The Yelp Reservations service (yelp_res) is the service that powers reservations on Yelp. It was acquired along with Seatme in 2013, and is a Django service and webapp. It powers the reservation backend and logic for Yelp Guest Manager, our iPad app for restaurants, and handles diner and partner flows that create reservations. Along with that, it serves a web UI and backend API for our Yelp Reservations app, which has been superseded by Yelp Guest Manager but is still used by many of our restaurant customers.

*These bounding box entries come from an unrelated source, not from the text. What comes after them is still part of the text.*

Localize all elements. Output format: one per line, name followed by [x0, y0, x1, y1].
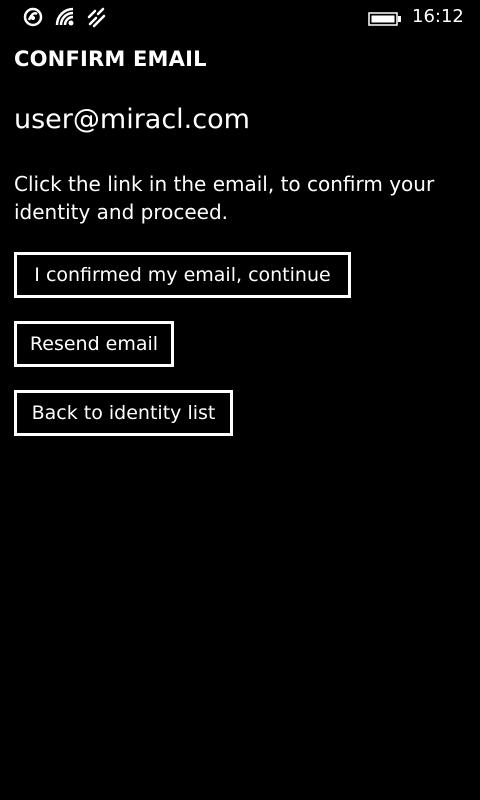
page-title: CONFIRM EMAIL	[14, 47, 207, 71]
back-to-identity-list-button[interactable]: Back to identity list	[14, 390, 233, 436]
status-bar: 16:12	[0, 0, 480, 34]
email-address: user@miracl.com	[14, 104, 250, 135]
battery-icon	[368, 11, 402, 30]
signal-icon	[86, 6, 108, 28]
status-time: 16:12	[412, 6, 464, 27]
confirmed-continue-button[interactable]: I confirmed my email, continue	[14, 252, 351, 298]
instructions-text: Click the link in the email, to confirm …	[14, 172, 435, 224]
resend-email-button[interactable]: Resend email	[14, 321, 174, 367]
nfc-icon	[22, 6, 44, 28]
wifi-icon	[54, 6, 76, 28]
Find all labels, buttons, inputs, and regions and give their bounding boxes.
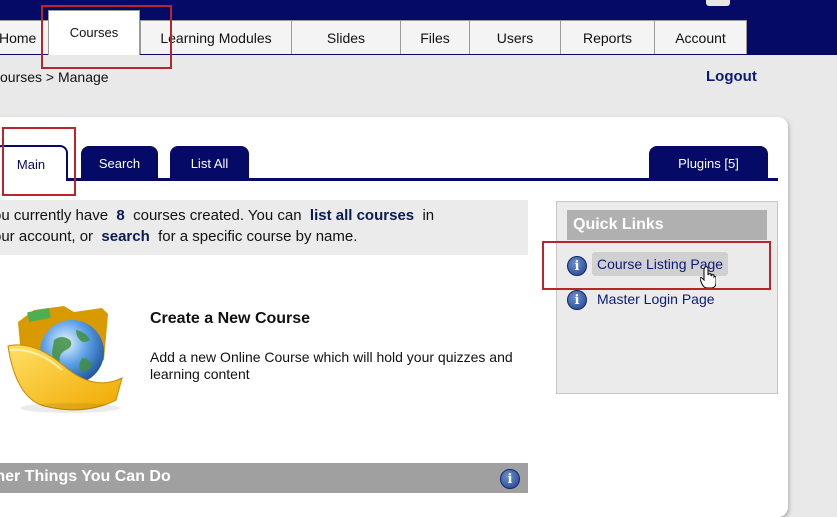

This service was built using a DB-centric architecture, and uses a “DB sync” paradigm – a method where clients maintain a local database with a copy of data relevant to them – to sync data with legacy clients. It also relies on database triggers to enforce some business logic. The DB used is PostgreSQL which is not used anywhere else at Yelp, which meant that only a small rotation of long-tenured employees knew Postgres well enough to do outage response. This caused issues in maintenance, visibility, and outage response times. The teams working on the Restaurants products are not infra teams, and the Yelp-wide infra teams (understandably) focus on Yelp-standard infrastructure. As a result, when we did see issues with Postgres it was often a scramble to find people with relevant expertise.

As restaurants rely on our product to run their business, this system can’t be taken offline for maintenance, and any data loss is unacceptable—we can’t have someone make a reservation and then have it disappear. This led to much of the complexity of this project, as switching gradually between two data stores on the fly introduced new challenges. Much of the existing documentation we could find on this used toy examples or assumed a clean stop, migration, and restart, so this was also somewhat unexplored territory (hence this blog post!).